Misery Loves Company: A Look at 50 Point Margins of Victory

by Jeeves

The Lakers’ spanking of the Cavs, last night, got me thinking, not about the newest bit of schadenfreude courtesy of Lebron (see Nate’s take of LBJ’s tweet), but rather about the sheer size of the margin of victory.

Quick anecdote time: I saw the 112-57 margin of victory on SI and pointed it out to my girlfriend. She seemed unperturbed by the 55 point thrashing and after a few seconds asked, “Is that a lot?” I responded, “In any [of the mainstream] professional sport[s] a 50 point margin is huuuge, whether it’s basketball or football or well, I guess in either of those two sports.” As she digested that comment, my mind quickly flitted to the relative difficulty of achieving a 50 point margin in those  sports and then to the frequency of such a feat.

So I thought today we could take a quick look into those two questions.

Higher Degree of Difficulty, Basketball or Football?

Before I spoil the ending, let’s first take a quick look at the factors that add to the degree of difficulty in each sport. First and foremost, it’s hard to score 50 points in the NFL, let alone win by that margin. Since the merger, the NFL has seen a score of at least 50 points on 84 separate occasions, including two overtime games. Two teams have never scored 50 points in the same game, if you wondering. It goes without saying that an offensive outburst like that is an uncommon sight, but as cliche as it sounds, it takes a team effort to win a game…by 50. The defense can’t just sit back and relax as the offense lights up the scoreboard. The fact that the most points scored in the post-merger NFL is 62 means that the defense has a small margin for error.

Depending on how you view these things, either strategy or the “unwritten rules” of football can also trip up a team on its path to a 50 point victory. Generally speaking, a team winning by an absurd margin will start to run the ball to bleed the clock, unless of course that team is the 2007 Patriots. Some teams do this so that they don’t show up the other team, while others do this due to sheer strategy. Either way the clock will definitely work against a team on its quest to a 50 point margin of victory.

A 50 point margin seems a little more reasonable in the NBA, at least in theory. A team scoring, say, 124 points doesn’t seem to be too absurd; heck, 26 teams have done that this year alone. A team holding the opposition to, say, 74 points doesn’t seem too ridiculous, either; that feat has happened 17 times this season. It’s just a matter of combining those two feats into one complete game.

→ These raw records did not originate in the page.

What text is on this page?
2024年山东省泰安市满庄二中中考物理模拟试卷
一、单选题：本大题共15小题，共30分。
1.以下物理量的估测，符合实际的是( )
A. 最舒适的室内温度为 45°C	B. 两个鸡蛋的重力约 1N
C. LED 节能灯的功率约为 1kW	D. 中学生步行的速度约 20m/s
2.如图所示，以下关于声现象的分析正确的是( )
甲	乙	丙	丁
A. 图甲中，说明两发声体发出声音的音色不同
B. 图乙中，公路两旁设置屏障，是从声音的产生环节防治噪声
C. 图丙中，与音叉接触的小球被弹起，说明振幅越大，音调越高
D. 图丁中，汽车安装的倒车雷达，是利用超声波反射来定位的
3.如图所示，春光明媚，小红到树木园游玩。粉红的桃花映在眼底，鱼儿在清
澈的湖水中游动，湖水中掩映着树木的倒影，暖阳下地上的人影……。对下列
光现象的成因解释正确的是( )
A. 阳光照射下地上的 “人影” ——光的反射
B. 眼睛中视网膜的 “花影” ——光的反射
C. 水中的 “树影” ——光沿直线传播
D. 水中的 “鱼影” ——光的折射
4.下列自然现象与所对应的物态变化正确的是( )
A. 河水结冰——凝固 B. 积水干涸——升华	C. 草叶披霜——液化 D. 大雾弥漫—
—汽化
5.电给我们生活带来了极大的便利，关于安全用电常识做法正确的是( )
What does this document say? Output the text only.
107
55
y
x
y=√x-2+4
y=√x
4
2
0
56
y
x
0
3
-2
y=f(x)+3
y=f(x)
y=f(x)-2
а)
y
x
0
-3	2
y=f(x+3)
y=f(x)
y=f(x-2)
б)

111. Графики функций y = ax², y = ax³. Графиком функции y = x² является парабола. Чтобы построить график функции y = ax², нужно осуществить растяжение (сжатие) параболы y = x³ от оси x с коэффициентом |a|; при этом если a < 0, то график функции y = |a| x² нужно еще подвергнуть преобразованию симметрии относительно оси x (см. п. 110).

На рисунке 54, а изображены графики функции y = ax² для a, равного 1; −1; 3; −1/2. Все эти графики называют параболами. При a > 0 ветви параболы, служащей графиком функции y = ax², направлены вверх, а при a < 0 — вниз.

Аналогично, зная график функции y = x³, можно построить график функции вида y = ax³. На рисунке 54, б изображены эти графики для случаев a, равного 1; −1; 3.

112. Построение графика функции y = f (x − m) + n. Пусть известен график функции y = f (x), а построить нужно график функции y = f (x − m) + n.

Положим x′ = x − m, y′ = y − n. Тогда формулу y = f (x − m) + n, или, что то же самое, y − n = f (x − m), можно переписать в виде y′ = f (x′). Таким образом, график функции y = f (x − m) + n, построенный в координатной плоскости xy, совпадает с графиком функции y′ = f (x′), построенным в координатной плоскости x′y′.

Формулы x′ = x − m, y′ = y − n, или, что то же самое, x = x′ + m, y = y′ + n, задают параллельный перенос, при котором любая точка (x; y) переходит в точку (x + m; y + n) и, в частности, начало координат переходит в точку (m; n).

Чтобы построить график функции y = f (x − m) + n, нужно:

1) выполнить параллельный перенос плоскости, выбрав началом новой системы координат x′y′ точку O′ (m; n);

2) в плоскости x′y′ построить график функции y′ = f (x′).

The ability to score the necessary amount isn’t the largest obstacle for basketball teams. Without any statistical analysis or research, I would say that stretching the lead from a rather large 30 point cushion to the absurd reaches of 50+ is where the largest degree of difficulty resides. Teams will begin to sit their starters and stars when up by a large enough margin, say 30 points, which then puts the onus on the bench to finish the job. Yes, the losing team may begin to rest some of their players, but there is still a sense of urgency to not be fully embarrassed so the dregs of their bench may not actually see the floor.

So to answer my question, I would guess that it is harder to win by 50 in the NFL than in the the NBA.

The Payoff: Frequency of 50+ Point Margins

This now brings us to the the actual proof. Since the merger, there have been 9 games with a 50 point margin of victory. In the NBA, (according to this list) there have been 10 games (after including the Lakers-Cavs game). It seems that it is actually nearly as difficult to pull it off in either sport, with the caveat that there are 82 games in the NBA vs 16 in the NFL, so account for that as you wish.

Some additional fun facts:

  • The largest margin of victory in the NFL is 59 points, accomplished by the 2009 Patriots against the Titans and by the LA Rams against the Falcons. Both teams pitched 59-0 shutouts…ouch
  • The largest margin of victory in the NBA is 68 points by – well, I’ll put it this way, if this game some how was replicated this season, Cleveland would combust due to sheer happiness – the Cavs over the Miami Heat in 1991
  • The all-time offensive slap fest in the NBA, since 1986, occurred in 2000 when the Charlotte Hornets triumphed, if you allow me to use the term loosely, over the Miami Heat 65-56
  • I’m going to go out on a limb and guess that there will be a 50+ margin of victory in the NFL in 2019. The basis for my oddly specific prediction is the fact that since the merger there has been such a game in 1979, 1989 (twice actually), and 2009.